Jurors in jury assembly rooms are encouraged to use the wireless network to pass the time on the Internet -- but they could easily download illegal copies of music or movies. And because the networks create wireless zones that are hundreds of feet long, someone outside the courthouse could be logged on and up to no good.

"In my life, I would have never thought you could do any of that," Thompson said. "When we put the wireless network in about two years ago, we didn't think anybody would even use it."

Of the courts that built wireless networks, some experts estimate about half are in the same predicament as San Mateo County, in that they installed the technology with the best of intentions, but only afterward realize the Pandora's box of problems they have opened. The startling percentage is improving, however, as courts upgrade to more sophisticated wireless hardware and use better systems integrators, while court administrators urge judges to create rules about how and when courtroom visitors can use the networks.

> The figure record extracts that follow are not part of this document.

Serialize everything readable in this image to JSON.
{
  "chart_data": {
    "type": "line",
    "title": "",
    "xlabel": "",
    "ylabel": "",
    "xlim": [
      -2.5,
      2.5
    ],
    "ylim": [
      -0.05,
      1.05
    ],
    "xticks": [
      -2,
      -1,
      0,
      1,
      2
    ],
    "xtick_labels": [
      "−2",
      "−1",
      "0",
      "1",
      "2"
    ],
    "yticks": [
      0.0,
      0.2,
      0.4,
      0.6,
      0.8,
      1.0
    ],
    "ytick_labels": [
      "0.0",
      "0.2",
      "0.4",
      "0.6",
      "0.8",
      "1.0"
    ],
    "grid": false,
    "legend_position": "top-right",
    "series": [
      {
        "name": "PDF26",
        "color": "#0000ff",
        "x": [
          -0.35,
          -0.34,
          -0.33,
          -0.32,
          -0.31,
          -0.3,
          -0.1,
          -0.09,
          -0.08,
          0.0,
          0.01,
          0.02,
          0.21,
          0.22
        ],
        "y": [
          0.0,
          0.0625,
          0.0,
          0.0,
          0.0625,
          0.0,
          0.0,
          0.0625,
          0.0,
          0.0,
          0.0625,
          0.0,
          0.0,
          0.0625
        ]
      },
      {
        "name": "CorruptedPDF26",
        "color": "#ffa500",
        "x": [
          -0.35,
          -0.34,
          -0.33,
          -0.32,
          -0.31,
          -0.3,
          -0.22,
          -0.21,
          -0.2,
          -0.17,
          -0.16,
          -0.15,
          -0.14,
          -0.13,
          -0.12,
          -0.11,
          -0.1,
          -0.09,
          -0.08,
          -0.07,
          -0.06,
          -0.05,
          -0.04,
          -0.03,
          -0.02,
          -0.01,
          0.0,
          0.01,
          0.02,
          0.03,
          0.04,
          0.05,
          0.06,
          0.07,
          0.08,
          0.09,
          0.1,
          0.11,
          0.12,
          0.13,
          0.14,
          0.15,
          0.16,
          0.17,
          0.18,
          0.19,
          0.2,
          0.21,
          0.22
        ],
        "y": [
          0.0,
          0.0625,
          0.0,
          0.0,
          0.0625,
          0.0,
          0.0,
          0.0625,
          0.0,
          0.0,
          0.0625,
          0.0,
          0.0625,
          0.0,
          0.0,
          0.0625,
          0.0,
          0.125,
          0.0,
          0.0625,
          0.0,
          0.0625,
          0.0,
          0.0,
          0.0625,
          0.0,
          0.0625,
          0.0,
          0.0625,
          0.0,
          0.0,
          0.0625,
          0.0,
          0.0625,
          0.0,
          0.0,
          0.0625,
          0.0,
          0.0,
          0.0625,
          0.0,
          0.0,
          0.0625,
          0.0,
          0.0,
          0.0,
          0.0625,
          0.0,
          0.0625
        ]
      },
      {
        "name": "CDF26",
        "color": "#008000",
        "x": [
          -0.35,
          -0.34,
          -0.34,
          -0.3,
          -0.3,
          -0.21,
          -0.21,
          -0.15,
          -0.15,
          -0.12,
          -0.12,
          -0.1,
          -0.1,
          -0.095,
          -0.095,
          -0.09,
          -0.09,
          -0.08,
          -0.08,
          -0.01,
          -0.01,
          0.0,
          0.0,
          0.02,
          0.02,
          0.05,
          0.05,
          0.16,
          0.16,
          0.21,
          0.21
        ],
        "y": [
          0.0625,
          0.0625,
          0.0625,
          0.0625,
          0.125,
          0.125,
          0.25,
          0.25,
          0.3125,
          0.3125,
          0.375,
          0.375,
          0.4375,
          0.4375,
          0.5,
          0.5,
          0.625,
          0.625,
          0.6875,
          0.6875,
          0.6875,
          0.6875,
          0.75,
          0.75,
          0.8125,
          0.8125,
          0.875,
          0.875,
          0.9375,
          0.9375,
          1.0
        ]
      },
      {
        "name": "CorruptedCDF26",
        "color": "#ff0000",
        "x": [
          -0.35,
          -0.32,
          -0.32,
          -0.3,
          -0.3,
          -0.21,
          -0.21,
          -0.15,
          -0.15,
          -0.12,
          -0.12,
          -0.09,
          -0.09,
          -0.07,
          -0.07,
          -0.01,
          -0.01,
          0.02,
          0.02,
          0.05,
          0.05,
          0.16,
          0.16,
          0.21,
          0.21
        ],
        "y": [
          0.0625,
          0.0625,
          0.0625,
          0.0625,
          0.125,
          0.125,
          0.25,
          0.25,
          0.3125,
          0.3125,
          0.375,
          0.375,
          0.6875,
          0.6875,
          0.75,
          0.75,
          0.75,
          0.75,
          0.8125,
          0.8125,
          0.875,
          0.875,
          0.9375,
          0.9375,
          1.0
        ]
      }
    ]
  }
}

"Courts in general don't have a good policy on this," said Michael Overing, an adjunct professor of Internet law at the University of Southern California's Annenberg School of Journalism.

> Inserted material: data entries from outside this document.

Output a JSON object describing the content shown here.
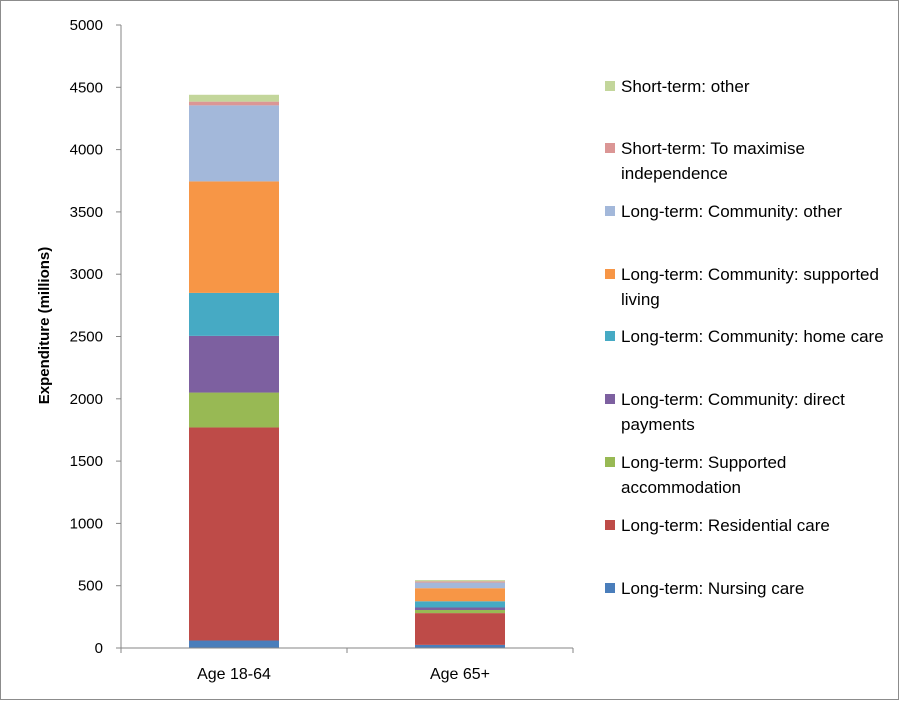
{
  "chart_data": {
    "type": "bar",
    "stacked": true,
    "title": "",
    "xlabel": "",
    "ylabel": "Expenditure (millions)",
    "ylim": [
      0,
      5000
    ],
    "yticks": [
      0,
      500,
      1000,
      1500,
      2000,
      2500,
      3000,
      3500,
      4000,
      4500,
      5000
    ],
    "grid": {
      "y_major": false,
      "x_major": false
    },
    "legend_position": "right",
    "categories": [
      "Age 18-64",
      "Age 65+"
    ],
    "series": [
      {
        "name": "Long-term: Nursing care",
        "color": "#4a7ebb",
        "values": [
          60,
          25
        ]
      },
      {
        "name": "Long-term: Residential care",
        "color": "#be4b48",
        "values": [
          1710,
          255
        ]
      },
      {
        "name": "Long-term: Supported accommodation",
        "color": "#98b954",
        "values": [
          280,
          25
        ]
      },
      {
        "name": "Long-term: Community: direct payments",
        "color": "#7d60a0",
        "values": [
          455,
          20
        ]
      },
      {
        "name": "Long-term: Community: home care",
        "color": "#46aac4",
        "values": [
          345,
          50
        ]
      },
      {
        "name": "Long-term: Community: supported living",
        "color": "#f79646",
        "values": [
          895,
          105
        ]
      },
      {
        "name": "Long-term: Community: other",
        "color": "#a3b8da",
        "values": [
          610,
          45
        ]
      },
      {
        "name": "Short-term: To maximise independence",
        "color": "#db9695",
        "values": [
          30,
          10
        ]
      },
      {
        "name": "Short-term: other",
        "color": "#c3d69b",
        "values": [
          55,
          10
        ]
      }
    ]
  }
}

No one is dismissing the benefits of wireless networks for courts, especially ones with heavy case loads. Known informally as Wi-Fi, or wireless fidelity, a single Wi-Fi wireless access point creates zones up to 300 feet in area, in which laptops and personal digital assistants can access the Internet at very fast speeds and without having to plug into anything. Courts turning to Wi-Fi will spend about three times less to outfit every office, desk and courtroom with Internet access than if they used traditional wired means, according to Tom Racca, a vice president of Chantry Networks in Waltham, Mass. And with more employees using the Net, productivity increases, with cases making their way through the system much quicker. But court administrators now realize that wireless networks also have downsides.

"Technology develops so quickly, and some people just don't realize what it can do," said a spokesman for the Administrative Office of the United States Courts, the administrative arm of the federal judiciary.

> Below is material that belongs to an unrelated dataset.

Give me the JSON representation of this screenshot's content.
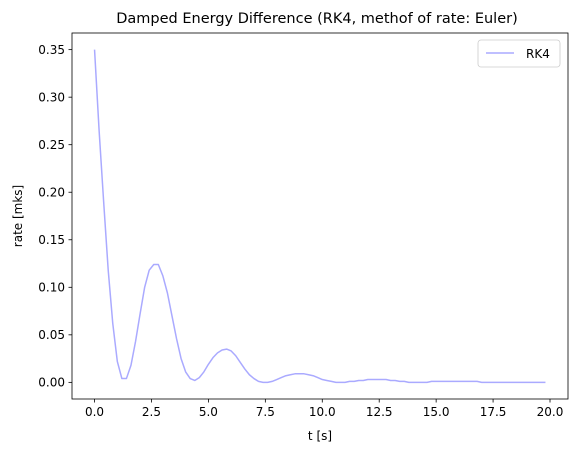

Courts can solve Wi-Fi headaches using a number of options. The most expensive results in state-of-the-art wireless networks such as the one the Bernalillo Metropolitan Courthouse in Albuquerque, N.M., installed when it built a new courthouse two years ago. The wireless network, supplied by Boulder, Colo., firm SpectraLink Corp. and Chantry Networks, doles out Internet access depending on your access privileges and where you are in the courthouse, and also blocks transmissions of instant messages, e-mails or other kinds of Internet data, said Paul Roybal, the court's chief information officer.

"We built this place from the ground up, and adding wireless was one of the easiest things we did," Roybal said.

A less expensive route, and better if you've already added a wireless network, is to ban, or further restrict, where laptops and other Internet-enabled devices are allowed in courthouses. Some courts let lawyers and other parties to a case use their laptops inside a courtroom, while members of the public cannot. At the Peterson trial, Delucchi allowed reporters to use their laptops, ostensibly to take more accurate notes. That probably won't happen again in Delucchi's courtroom, and may spark other San Mateo County judges to clamp down on courtroom laptop use as well, according to Thompson.

Also, according to Chantry Networks' Tom Racca, some courts don't realize that the access points they've installed have built-in security measures to shield the data being transmitted, and require a password to log on. Typically, the Wi-Fi access points are shipped with such security measures turned off. "It's easy enough just to turn these things back on," he said.